Outside College Hall on the campus of the American University of Beirut, some students were discussing the ACMA decision. One young man from Egypt explained, "All Hezbollah has ever asked from those who may be wary of the Party for some reason or another is to keep an open mind. Sit with us, dialogue with us, give us a fair hearing on the facts as you see them. This is all Hezbollah or any party has the right to ask.
Australia, to its great credit did just that.

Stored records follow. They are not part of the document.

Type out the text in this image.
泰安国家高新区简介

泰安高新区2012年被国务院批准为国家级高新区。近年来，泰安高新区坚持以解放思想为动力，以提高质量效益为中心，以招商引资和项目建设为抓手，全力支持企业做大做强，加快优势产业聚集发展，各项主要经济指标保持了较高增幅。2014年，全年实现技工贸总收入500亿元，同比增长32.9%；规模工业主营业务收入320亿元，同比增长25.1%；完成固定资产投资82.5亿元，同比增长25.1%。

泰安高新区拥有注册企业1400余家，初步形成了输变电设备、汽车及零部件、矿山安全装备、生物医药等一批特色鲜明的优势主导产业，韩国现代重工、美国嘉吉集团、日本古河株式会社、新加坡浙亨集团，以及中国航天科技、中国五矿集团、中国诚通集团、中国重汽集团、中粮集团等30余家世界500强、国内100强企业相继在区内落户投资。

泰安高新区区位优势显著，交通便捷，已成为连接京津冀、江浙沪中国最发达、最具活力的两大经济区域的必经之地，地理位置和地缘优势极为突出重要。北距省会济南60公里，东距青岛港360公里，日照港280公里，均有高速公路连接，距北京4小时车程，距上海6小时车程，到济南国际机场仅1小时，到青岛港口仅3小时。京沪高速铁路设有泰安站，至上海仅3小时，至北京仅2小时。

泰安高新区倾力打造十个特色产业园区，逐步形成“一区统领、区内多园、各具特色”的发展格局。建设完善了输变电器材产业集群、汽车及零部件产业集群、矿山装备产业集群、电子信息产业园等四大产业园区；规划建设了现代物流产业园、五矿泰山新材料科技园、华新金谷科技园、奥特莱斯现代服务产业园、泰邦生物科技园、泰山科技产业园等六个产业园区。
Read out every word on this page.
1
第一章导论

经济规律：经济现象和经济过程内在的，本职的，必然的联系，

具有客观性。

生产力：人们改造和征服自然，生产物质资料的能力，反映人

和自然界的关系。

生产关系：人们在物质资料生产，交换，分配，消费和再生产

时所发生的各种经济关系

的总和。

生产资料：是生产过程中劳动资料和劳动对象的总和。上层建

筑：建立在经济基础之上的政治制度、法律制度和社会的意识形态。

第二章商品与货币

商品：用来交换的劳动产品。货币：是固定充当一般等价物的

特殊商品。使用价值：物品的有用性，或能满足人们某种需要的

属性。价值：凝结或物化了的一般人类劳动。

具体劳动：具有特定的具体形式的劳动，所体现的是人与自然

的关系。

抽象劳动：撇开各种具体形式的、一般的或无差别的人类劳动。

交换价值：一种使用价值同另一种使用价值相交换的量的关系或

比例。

I have never met an Australian but I think they must be very fair-minded people."
One political consequence of ACMA ruling may be to kill H.R. 2278, Florida Congressman Gus Bilirakas' "Terror TV" bill that AIPAC told him would target Al Manar and Hamas' TV station Al Aqsa, but it turns out would affect more than 64 Arab and Muslim satellite channels in 24 countries.
THE GRINCH
Meanwhile, Australian's Zionist lobby received a triple painful dose of disappointment from the Grinch who stole Hanukkah this year when in addition to the ACMA shock, Australian Foreign Minister Kevin Rudd announced that his government
would be tripling its contributions to, one of AIJAC's long pursued targets for dismantlement, the United Nations Relief and Works Agency for Palestine Refugees in the Near East (UNRWA) by providing AUD 18 million over the coming three years.
As if that were not enough holiday season punishment, AIJAC's Reubenstein ruminated about the fact that Secret cables from the US embassy in Canberra, provided exclusively to the Sydney Morning Herald by fellow Australian Julian Assange, founder of WikiLeaks, reveal that some Australian officials do not share the US-Israel assessment that Iran is a "rogue state."
Australian intelligence agencies, much like the CIA and other western intelligence, actually see Iran's nuclear program as a strategy to deter foreign attacks, implying a possible positive aspect to Iran's work in the nuclear field.
AIJAC, while not giving up trying to close Al Manar in Australia, is now planning a geographical shift of its crusade, for the time being.
The executive director of the Executive Council of Australian Jewry, Peter Wertheim, on 12/11/10 called on Canberra to demand that the Indonesian government immediately cancel the PT Indosat satellite with Al Manar "and finally grasp the true nature of the station, particularly the danger al-Manar poses vis-a-vis the radicalization of Indonesian Muslims."
This is what Israel and its international lobby appear concerned with, and not without some basis, given the potential penumbral effects of ACMA's ruling and what it means for the rest of the US-Israel politically inspired terrorism lists.
The American justice system is obviously not perfect. But to quote Julian Assange's on his release from Wandsworth's Victorian era prison on 12/16/10 with respect to Britain, "If justice is not always an outcome, at least it is not dead yet."
In addition to what ACMA's administrative agency and quasi judicial findings did for broadcasting rights and free journalism, lawyers in America are hoping to do for many individuals unjustly targeted with various T-listings. There are many egregious cases that have never been judicially reviewed since the Plaintiffs are abroad. Some are extreme cases
including one where children are T-listed from traveling to the US to visit loved ones, as is the case with one former Minister in Lebanon's government and a leading political figure who has never been charged with terrorism and is not affiliated with Hezbollah or any other US T-listed group.
Given the chance that American justice is not dead yet, it is hoped that, judicial review, on a case by case basis, will shed light on the disgrace that is the US Treasury Department's over broad and likely to be found illegal corralling of citizens who might object to aspects of American foreign policy in the Middle East.
If they receive a fair hearing on the facts, and unless a solid case to the contrary is proved and not merely hinted at, many are expected to be immediately de-listed.